第5章 燃ゆる想ひを※
「気付いたら、どんなに焦ってても、ヤバい状況でも、余裕があるように気取る自分がいる。」
柱になってからは特にだ。誰よりも率先して先頭に立ち、隊員達が迷わぬように不安にならぬように、けして弱いところは見せずに、柱として恥ずかしくない、皆の見本となるよう、気高く振る舞ってきた。
「…でもな、本当はいつもやせ我慢してんだよ。今だって心の中じゃ、『腕の傷マジで痛ってーなぁ!』って、そう思ってんだよ。」
「ふふ、何よそれ。

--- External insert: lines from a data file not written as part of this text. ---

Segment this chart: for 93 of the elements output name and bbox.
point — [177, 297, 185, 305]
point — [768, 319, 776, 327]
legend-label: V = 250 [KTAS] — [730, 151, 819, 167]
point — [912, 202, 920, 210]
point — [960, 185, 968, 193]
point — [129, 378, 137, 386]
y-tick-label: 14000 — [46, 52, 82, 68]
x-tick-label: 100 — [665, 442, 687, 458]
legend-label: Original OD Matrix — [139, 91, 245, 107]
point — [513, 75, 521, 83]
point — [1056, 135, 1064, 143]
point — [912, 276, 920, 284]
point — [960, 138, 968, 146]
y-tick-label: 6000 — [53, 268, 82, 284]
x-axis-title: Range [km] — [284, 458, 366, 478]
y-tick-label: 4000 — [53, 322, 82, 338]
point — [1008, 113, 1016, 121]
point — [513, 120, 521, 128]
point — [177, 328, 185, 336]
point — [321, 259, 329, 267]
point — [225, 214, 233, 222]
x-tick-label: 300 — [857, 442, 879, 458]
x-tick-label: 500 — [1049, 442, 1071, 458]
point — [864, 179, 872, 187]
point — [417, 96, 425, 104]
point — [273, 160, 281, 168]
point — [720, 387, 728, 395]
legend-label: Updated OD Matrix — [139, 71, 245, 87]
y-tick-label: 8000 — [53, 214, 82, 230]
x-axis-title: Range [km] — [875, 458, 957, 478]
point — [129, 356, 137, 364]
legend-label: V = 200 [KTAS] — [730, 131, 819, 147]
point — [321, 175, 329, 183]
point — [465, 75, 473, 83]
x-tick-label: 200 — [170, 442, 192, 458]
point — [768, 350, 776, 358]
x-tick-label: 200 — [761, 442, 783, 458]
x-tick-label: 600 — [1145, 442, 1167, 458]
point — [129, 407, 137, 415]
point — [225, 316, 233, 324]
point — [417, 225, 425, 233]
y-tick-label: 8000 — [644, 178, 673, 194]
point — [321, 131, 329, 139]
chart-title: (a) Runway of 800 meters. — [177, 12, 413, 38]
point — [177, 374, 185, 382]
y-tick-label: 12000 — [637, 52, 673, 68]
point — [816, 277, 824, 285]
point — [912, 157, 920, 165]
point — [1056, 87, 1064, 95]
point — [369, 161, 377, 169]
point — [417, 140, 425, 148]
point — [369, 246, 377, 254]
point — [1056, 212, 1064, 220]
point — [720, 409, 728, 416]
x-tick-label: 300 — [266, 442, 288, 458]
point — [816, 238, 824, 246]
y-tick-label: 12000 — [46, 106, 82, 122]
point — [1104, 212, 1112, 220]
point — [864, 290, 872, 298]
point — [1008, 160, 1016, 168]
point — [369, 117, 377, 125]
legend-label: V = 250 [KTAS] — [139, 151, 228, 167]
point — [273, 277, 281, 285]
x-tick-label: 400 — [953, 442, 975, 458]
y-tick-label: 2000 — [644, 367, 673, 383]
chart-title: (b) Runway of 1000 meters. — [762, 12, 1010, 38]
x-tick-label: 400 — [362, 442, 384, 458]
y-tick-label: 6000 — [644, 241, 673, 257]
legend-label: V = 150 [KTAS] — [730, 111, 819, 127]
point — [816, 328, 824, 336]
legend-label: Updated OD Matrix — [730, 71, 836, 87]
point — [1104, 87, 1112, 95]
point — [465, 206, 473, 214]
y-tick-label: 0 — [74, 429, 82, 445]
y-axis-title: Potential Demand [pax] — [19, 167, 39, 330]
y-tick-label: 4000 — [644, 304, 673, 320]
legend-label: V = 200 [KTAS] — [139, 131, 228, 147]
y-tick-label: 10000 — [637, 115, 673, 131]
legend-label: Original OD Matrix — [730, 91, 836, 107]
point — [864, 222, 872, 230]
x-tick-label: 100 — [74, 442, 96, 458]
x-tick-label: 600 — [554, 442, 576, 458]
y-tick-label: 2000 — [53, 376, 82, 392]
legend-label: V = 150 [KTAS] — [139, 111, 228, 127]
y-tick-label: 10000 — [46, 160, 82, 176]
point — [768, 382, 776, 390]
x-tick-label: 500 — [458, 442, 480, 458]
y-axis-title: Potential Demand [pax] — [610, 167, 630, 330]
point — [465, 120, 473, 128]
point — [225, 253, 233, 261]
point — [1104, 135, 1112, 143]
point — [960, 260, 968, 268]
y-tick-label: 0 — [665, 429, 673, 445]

」
錆兎の手が止まった。ゆっくりと顔を起こし、音羽の顔を見る。
「……何よ?」
「…いや、何でもないっ!」
笑った。…笑ったよな…いま、
なんだこれ、めちゃくちゃ、嬉しいぞ……。
錆兎はニヤけてしまった顔を隠そうと下を向いて、治療に専念した。
「ほらっ、終わったぞ?」
そう言って、錆兎が軽く傷口を叩くと、「いっ…!」と小さく声を上げて、音羽の顔が痛みに歪んだ。
「何するのよ!」
音羽が怒って睨みつけると、錆兎は楽しそうに笑った。
…なんだ、普通に話せるじゃないか。変に気負い過ぎてただけだったんだ。
錆兎は安堵に胸を撫で下ろした。
「でも、なんか懐かしいな。」
「え?」
「選別の時もこうやって、お前の怪我の治療をしてやっただろ?」
「あっ…、」
音羽が何かを言いかけて、口を噤んだ。その態度に、錆兎が驚いた顔を見せる。
「まさか、忘れたのか?」
「わ、忘れたことなんか、一度もないわよっ!……だって私、あの時のこと…貴方に…まだ…、」
最後の方、消え入るように呟いた音羽の顔を錆兎が覗き込む。
「ん?…なんて言った?」
「なっ、なんでもないわよ!」
慌てて、錆兎から顔を背ける音羽。その態度に錆兎は首を傾げた。